Twins of Evil moves along at a fast clip. It’s never boring and has an unusual storyline with puritan zealot Gustav Weil (Peter Cushing) and his brotherhood followers chasing down evil within a European village. Eye candy materializes in the film as Frieda and Maria Gellhorn, played by former Hefner Playmates Madeleine and Mary Collinson, respectively. The two arrive in the village under the watchful and stringent care of Gustav Weil. One is naughty (Frieda) and one is nice (Maria). Frieda takes interest in the local heavy, Count Karnstein (well played by Damien Thomas).
Karnstein of course dabbles in the black arts and eventually becomes a vampire. He in turn infects Frieda. There’s also plenty of sex interjected into the story. Twins of Evil was loosely based on Camilla by J. Sheridan Le Fanu. Twins of Evil offers female vampires interested in buxom girls. It held my attention. The set design and cinematography will also keep Hammer fans happy. Did anyone notice that the score sounds a bit like Elmer Bernstein’s march from The Magnificent Seven (1960)?
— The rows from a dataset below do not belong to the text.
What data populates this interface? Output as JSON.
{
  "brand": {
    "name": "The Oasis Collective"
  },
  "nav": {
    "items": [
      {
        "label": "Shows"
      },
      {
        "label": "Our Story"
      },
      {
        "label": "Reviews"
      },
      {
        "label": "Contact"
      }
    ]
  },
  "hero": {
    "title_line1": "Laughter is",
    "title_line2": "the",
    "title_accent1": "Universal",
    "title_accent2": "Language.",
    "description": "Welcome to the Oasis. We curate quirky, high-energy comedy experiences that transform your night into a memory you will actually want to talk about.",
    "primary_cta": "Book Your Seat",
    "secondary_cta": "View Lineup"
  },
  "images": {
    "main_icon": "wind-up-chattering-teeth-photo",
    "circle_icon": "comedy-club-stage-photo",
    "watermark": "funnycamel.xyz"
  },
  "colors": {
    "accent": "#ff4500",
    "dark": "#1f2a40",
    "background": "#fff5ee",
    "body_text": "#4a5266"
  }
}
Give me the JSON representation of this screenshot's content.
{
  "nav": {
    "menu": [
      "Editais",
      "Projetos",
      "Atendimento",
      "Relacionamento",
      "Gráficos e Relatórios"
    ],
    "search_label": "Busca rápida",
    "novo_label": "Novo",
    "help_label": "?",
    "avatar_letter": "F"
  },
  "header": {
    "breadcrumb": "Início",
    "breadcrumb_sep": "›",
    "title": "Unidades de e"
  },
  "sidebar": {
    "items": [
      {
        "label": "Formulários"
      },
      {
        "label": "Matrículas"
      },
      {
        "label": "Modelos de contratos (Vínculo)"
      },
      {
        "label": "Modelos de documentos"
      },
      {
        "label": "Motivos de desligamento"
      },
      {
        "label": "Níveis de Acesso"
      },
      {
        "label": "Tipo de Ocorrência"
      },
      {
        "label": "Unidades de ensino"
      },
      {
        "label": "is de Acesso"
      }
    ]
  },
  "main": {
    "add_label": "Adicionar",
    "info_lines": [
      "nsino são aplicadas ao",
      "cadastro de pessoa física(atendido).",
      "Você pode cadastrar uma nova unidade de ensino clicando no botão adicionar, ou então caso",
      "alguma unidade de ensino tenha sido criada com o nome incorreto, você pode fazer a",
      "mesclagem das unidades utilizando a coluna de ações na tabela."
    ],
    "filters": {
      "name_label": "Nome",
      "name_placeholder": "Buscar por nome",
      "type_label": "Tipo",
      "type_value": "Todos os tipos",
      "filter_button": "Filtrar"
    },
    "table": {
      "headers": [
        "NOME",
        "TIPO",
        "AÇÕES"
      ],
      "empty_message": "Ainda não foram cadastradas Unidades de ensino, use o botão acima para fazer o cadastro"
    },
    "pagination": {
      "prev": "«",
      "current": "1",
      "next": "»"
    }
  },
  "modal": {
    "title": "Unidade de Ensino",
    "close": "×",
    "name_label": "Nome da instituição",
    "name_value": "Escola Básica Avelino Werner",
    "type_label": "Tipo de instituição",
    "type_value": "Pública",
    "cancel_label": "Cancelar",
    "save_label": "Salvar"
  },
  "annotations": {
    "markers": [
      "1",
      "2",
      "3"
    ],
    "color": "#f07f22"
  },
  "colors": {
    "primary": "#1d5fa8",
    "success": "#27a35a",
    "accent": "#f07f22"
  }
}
Damien Thomas, still active in film, also appeared in Sinbad and the Eye of the Tiger (1977). He played aristocratic types well and in this film, makes for an eloquent and creepy lead vampire. It’s a shame Hammer didn’t cast him in more vampire films.
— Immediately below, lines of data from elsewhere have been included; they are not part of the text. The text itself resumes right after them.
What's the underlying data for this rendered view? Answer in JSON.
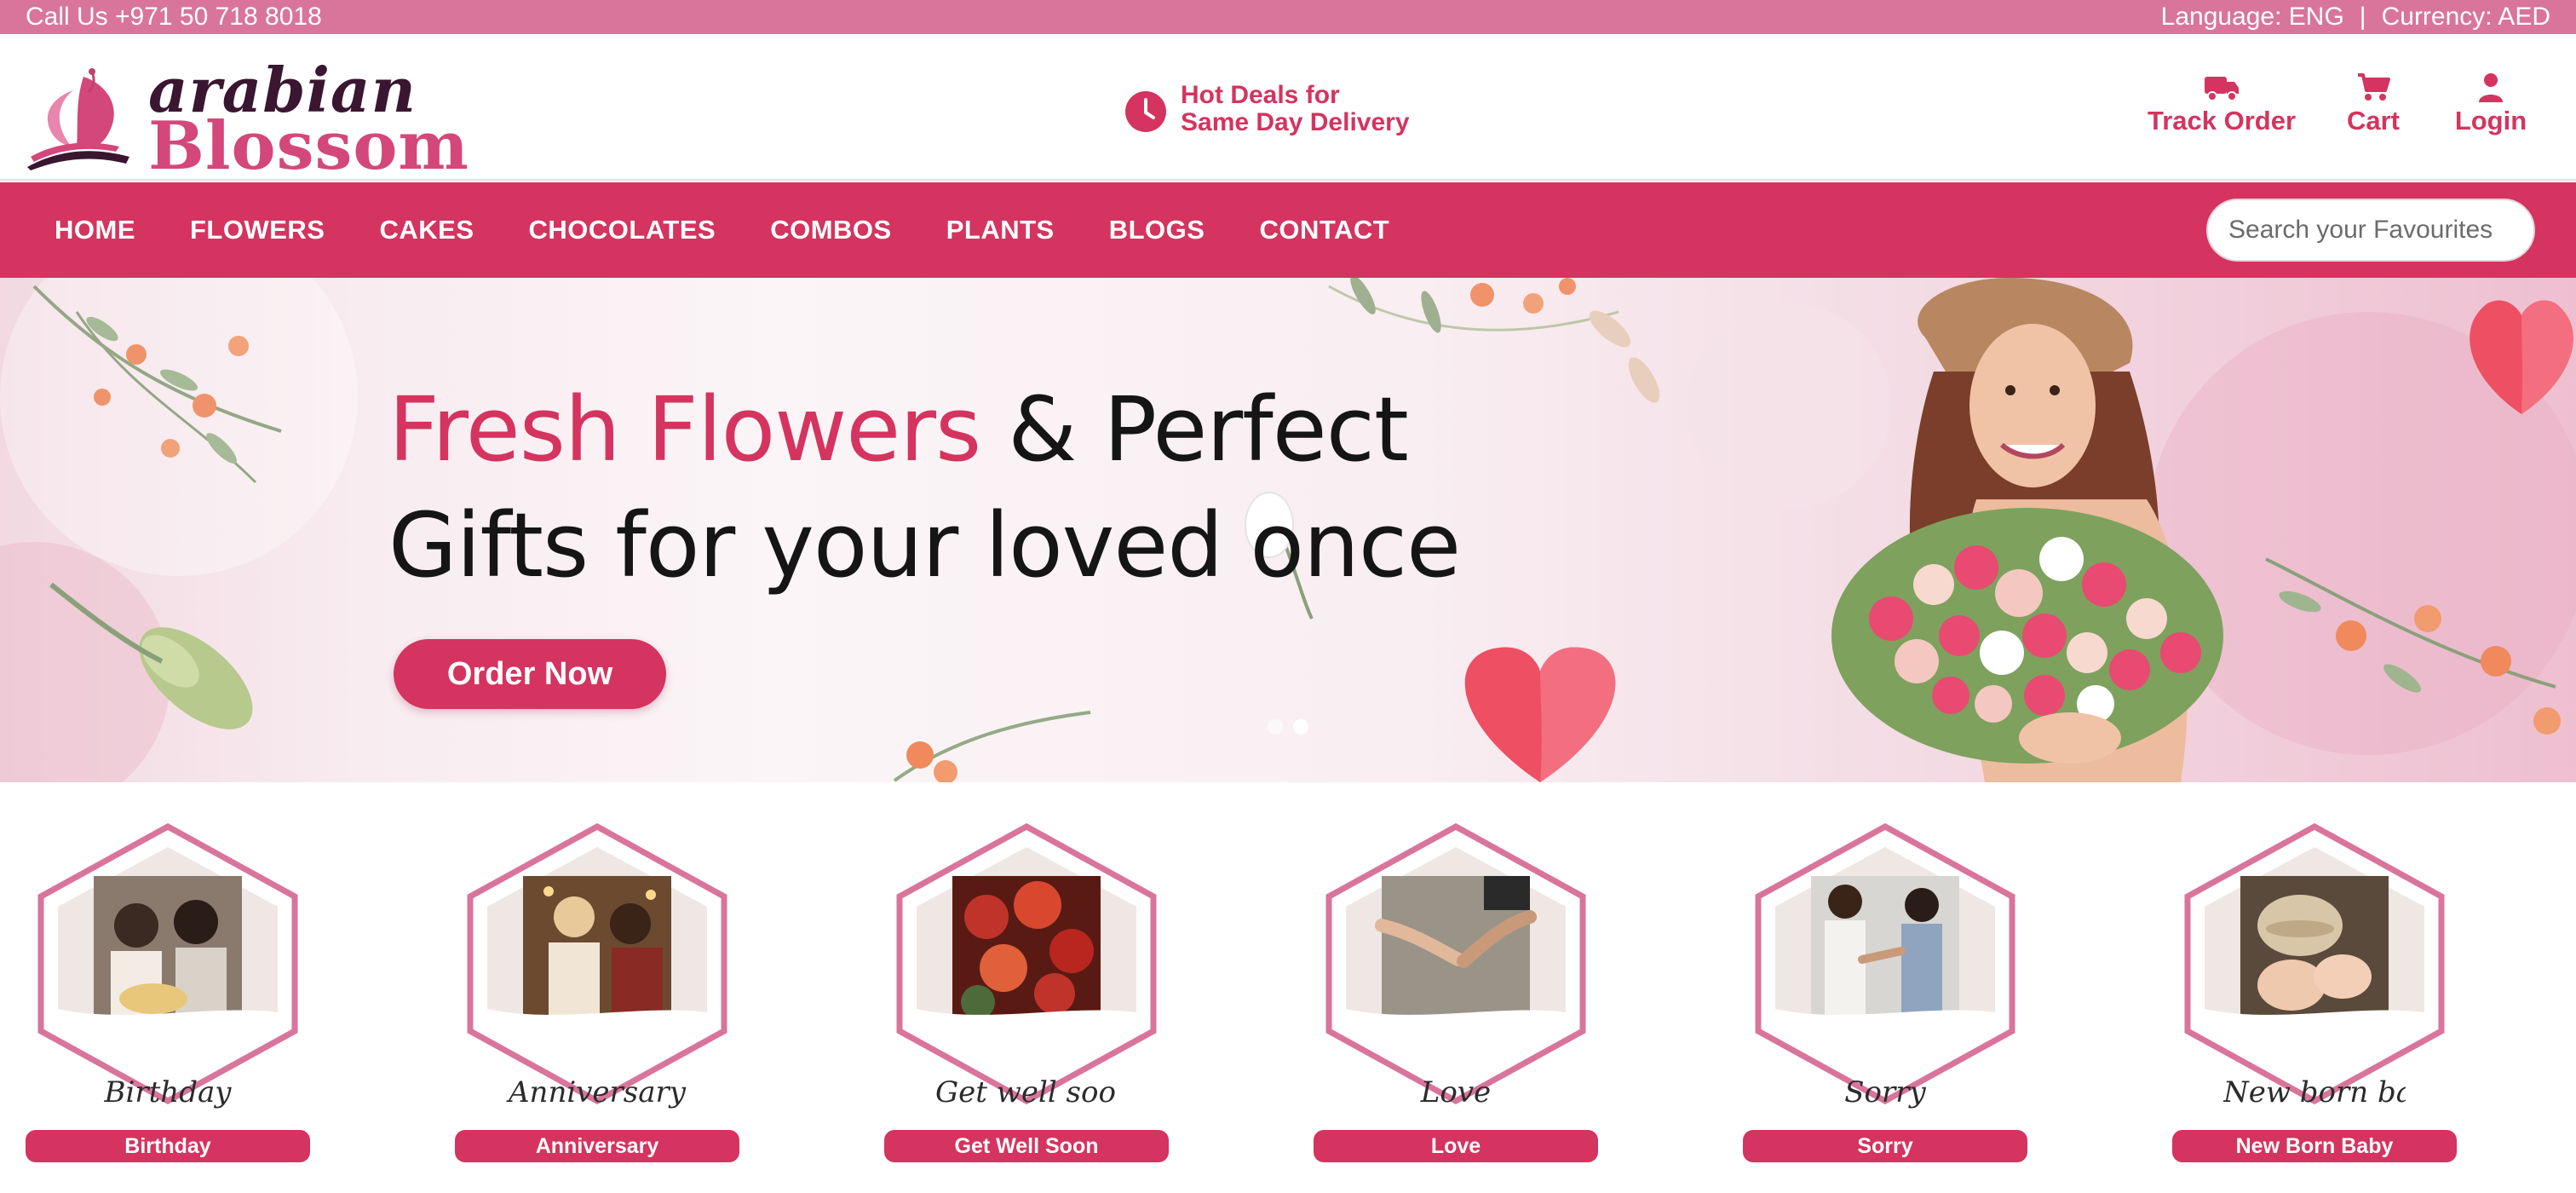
{
  "topbar": {
    "call": "Call Us +971 50 718 8018",
    "language": "Language: ENG",
    "separator": "|",
    "currency": "Currency: AED"
  },
  "brand": {
    "line1": "arabian",
    "line2": "Blossom",
    "accent_color": "#d4345f",
    "dark_color": "#3a1630"
  },
  "deals": {
    "line1": "Hot Deals for",
    "line2": "Same Day Delivery",
    "icon": "clock-icon"
  },
  "header_links": [
    {
      "label": "Track Order",
      "icon": "truck-icon"
    },
    {
      "label": "Cart",
      "icon": "cart-icon"
    },
    {
      "label": "Login",
      "icon": "user-icon"
    }
  ],
  "nav": {
    "items": [
      "HOME",
      "FLOWERS",
      "CAKES",
      "CHOCOLATES",
      "COMBOS",
      "PLANTS",
      "BLOGS",
      "CONTACT"
    ],
    "search_placeholder": "Search your Favourites"
  },
  "hero": {
    "title_pink": "Fresh Flowers",
    "title_rest": " & Perfect",
    "title_line2": "Gifts for your loved once",
    "button": "Order Now",
    "slide_count": 2,
    "active_slide": 2
  },
  "occasions": [
    {
      "label": "Birthday",
      "script": "Birthday"
    },
    {
      "label": "Anniversary",
      "script": "Anniversary"
    },
    {
      "label": "Get Well Soon",
      "script": "Get well soon"
    },
    {
      "label": "Love",
      "script": "Love"
    },
    {
      "label": "Sorry",
      "script": "Sorry"
    },
    {
      "label": "New Born Baby",
      "script": "New born baby"
    }
  ],
  "colors": {
    "topbar": "#d9749b",
    "nav": "#d4345f",
    "hex_border": "#d9749b",
    "hex_fill": "#efe7e3"
  }
}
Here’s the lovely and incredibly sexy Madeleine Collinson (I think I got that right) under soft focus photography.
Karnstein fears his fate.
Twins of Evil is available as a DVD/Blu-ray package from Synapse films. The supplements include a well-constructed documentary on the film and Hammer in the early 1970’s and a fascinating film on Hammer Collectibles, and other extras. A few folks have complained about the graininess of the Blu-ray print, but it looked fine to me on my 720P HD cathode ray tube. This is a film that all vampire fans should own.